Lawmakers Call for Currency Language in Trade Talks

There is growing bipartisan support in both the House and Senate for including strong, enforceable anti-currency manipulation provisions in the Trans-Pacific Partnership (TPP) agreement— a 12-country Asian-Pacific trade deal currently under negotiations— to deter member countries from manipulating their currency in order to gain an unfair competitive advantage and level the playing field for the U.S. with all of its trading partners.

As negotiations for the TPP near conclusion, a major rift persists between President Barack Obama and members of his political party. Some Congressional Democrats remain cautious about granting the president Trade Promotion Authority (TPA), also known as “fast-track” authority, primarily due to concerns regarding transparency and long-term impacts on U.S. businesses and workers. Some Republicans have now joined forces with their Democratic-counterparts in opposing TPA, until provisions dealing with currency manipulation are included in the TPP.

The subject was pressed during bicameral committee hearings held with U.S. Trade Representative (USTR) Michael Froman and U.S. Treasury Secretary Jack Lew. Both officials explained that the Treasury Department is leading the efforts to address currency manipulation, and while it is not being addressed in the TPP deal, the agency is pursuing alternative routes to address the issue, such as through the G-7, G-20, the International Monetary Fund (IMF) and other bilateral talks.

During the hearings, lawmakers argued that those efforts have not kept pace with the growing adverse impacts of increasing currency manipulation on American businesses and workers. Policymakers have urged officials to use these agreements to stop trading partners, including China and Japan, from intentionally weakening their currencies and increasing their exports to the U.S. while reducing imports of American goods.

Bipartisan, bicameral legislation has been introduced in the Senate and the House to thwart currency manipulation practices of foreign countries and foreign entities by strengthening existing countervailing duty law. The Currency Undervaluation Investigation Act (S. 433) introduced by Senator Rob Portman (R-Ohio) and the Currency Reform for Fair Trade Act (H.R. 820) introduced by House Ways and Means Committee Ranking Member Sander Levin (D-Mich.) would require the U.S. Department of Commerce to investigate and impose countervailing duties to offset instances in which a foreign country artificially deflates the value of its currency to make their exports to the U.S. cheaper.
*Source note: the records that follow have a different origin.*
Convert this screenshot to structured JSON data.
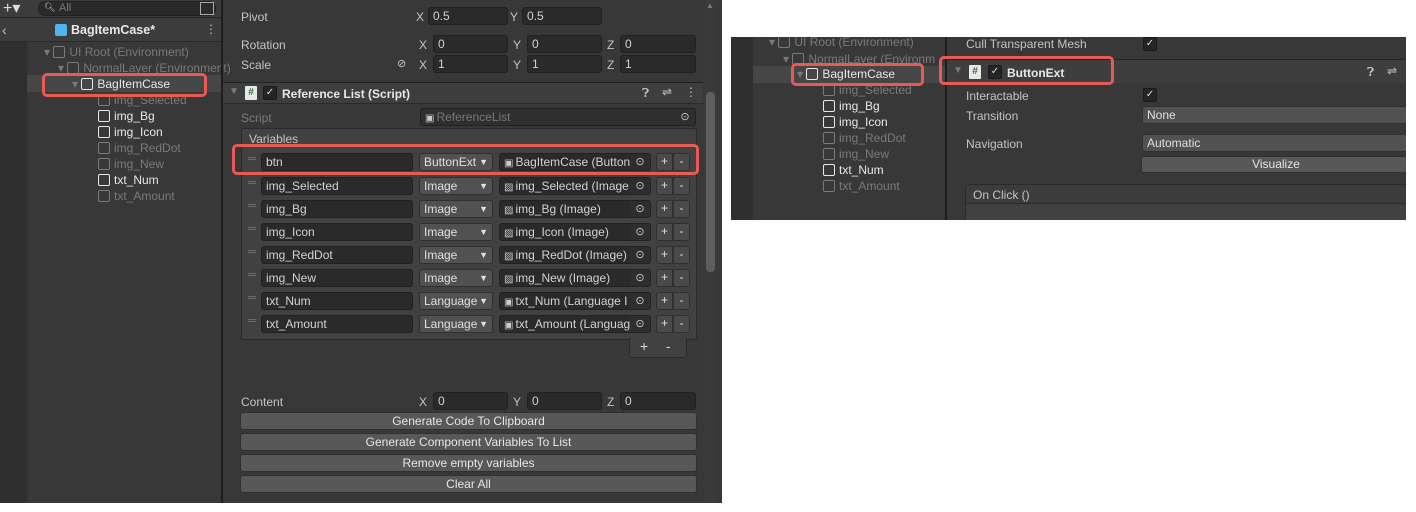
{
  "hierarchy": {
    "search_placeholder": "All",
    "scene_title": "BagItemCase*",
    "items": [
      {
        "label": "UI Root (Environment)",
        "active": false
      },
      {
        "label": "NormalLayer (Environment)",
        "active": false
      },
      {
        "label": "BagItemCase",
        "active": true,
        "selected": true
      },
      {
        "label": "img_Selected",
        "active": false
      },
      {
        "label": "img_Bg",
        "active": true
      },
      {
        "label": "img_Icon",
        "active": true
      },
      {
        "label": "img_RedDot",
        "active": false
      },
      {
        "label": "img_New",
        "active": false
      },
      {
        "label": "txt_Num",
        "active": true
      },
      {
        "label": "txt_Amount",
        "active": false
      }
    ]
  },
  "transform": {
    "pivot_label": "Pivot",
    "pivot": {
      "x": "0.5",
      "y": "0.5"
    },
    "rotation_label": "Rotation",
    "rotation": {
      "x": "0",
      "y": "0",
      "z": "0"
    },
    "scale_label": "Scale",
    "scale": {
      "x": "1",
      "y": "1",
      "z": "1"
    },
    "axis": {
      "x": "X",
      "y": "Y",
      "z": "Z"
    }
  },
  "component": {
    "title": "Reference List (Script)",
    "script_label": "Script",
    "script_value": "ReferenceList",
    "variables_label": "Variables",
    "rows": [
      {
        "name": "btn",
        "type": "ButtonExt",
        "ref": "BagItemCase (Button"
      },
      {
        "name": "img_Selected",
        "type": "Image",
        "ref": "img_Selected (Image"
      },
      {
        "name": "img_Bg",
        "type": "Image",
        "ref": "img_Bg (Image)"
      },
      {
        "name": "img_Icon",
        "type": "Image",
        "ref": "img_Icon (Image)"
      },
      {
        "name": "img_RedDot",
        "type": "Image",
        "ref": "img_RedDot (Image)"
      },
      {
        "name": "img_New",
        "type": "Image",
        "ref": "img_New (Image)"
      },
      {
        "name": "txt_Num",
        "type": "Language",
        "ref": "txt_Num (Language I"
      },
      {
        "name": "txt_Amount",
        "type": "Language",
        "ref": "txt_Amount (Languag"
      }
    ],
    "plus": "+",
    "minus": "-",
    "content_label": "Content",
    "content": {
      "x": "0",
      "y": "0",
      "z": "0"
    },
    "buttons": [
      "Generate Code To Clipboard",
      "Generate Component Variables To List",
      "Remove empty variables",
      "Clear All"
    ]
  },
  "right": {
    "hierarchy": [
      "UI Root (Environment)",
      "NormalLayer (Environm",
      "BagItemCase",
      "img_Selected",
      "img_Bg",
      "img_Icon",
      "img_RedDot",
      "img_New",
      "txt_Num",
      "txt_Amount"
    ],
    "cull_label": "Cull Transparent Mesh",
    "component_title": "ButtonExt",
    "interactable_label": "Interactable",
    "transition_label": "Transition",
    "transition_value": "None",
    "navigation_label": "Navigation",
    "navigation_value": "Automatic",
    "visualize": "Visualize",
    "onclick": "On Click ()"
  },
  "colors": {
    "highlight": "#e85a55",
    "panel": "#383838",
    "field": "#2a2a2a"
  }
}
The Peterson Institute estimates that over the last decade interventions in currency markets by foreign governments have cost U.S. workers approximately five million jobs by making it more difficult for U.S. exporters to compete in other countries and by subsidizing their exports. Furthermore, the Economic Policy Institute found that ending currency manipulation could reduce the U.S. trade deficit by an estimated $500 billion within three years, increase GDP by $720 billion, create 5.8 million American jobs, and reduce the federal budget deficit by nearly $266 billion.

S. 433 and H.R. 820 are similar to a measure that passed the House with overwhelming bipartisan support in 2010. With regard to those lawmakers who are skeptical of TPP and TPA, these bills could serve as a potential vehicle for lawmakers hoping to address their concerns. The measures, however, are expected to face opposition from the Republicans in both chambers and the administration who are hesitant to add currency provisions to TPP, which may setback the progress that has already been made.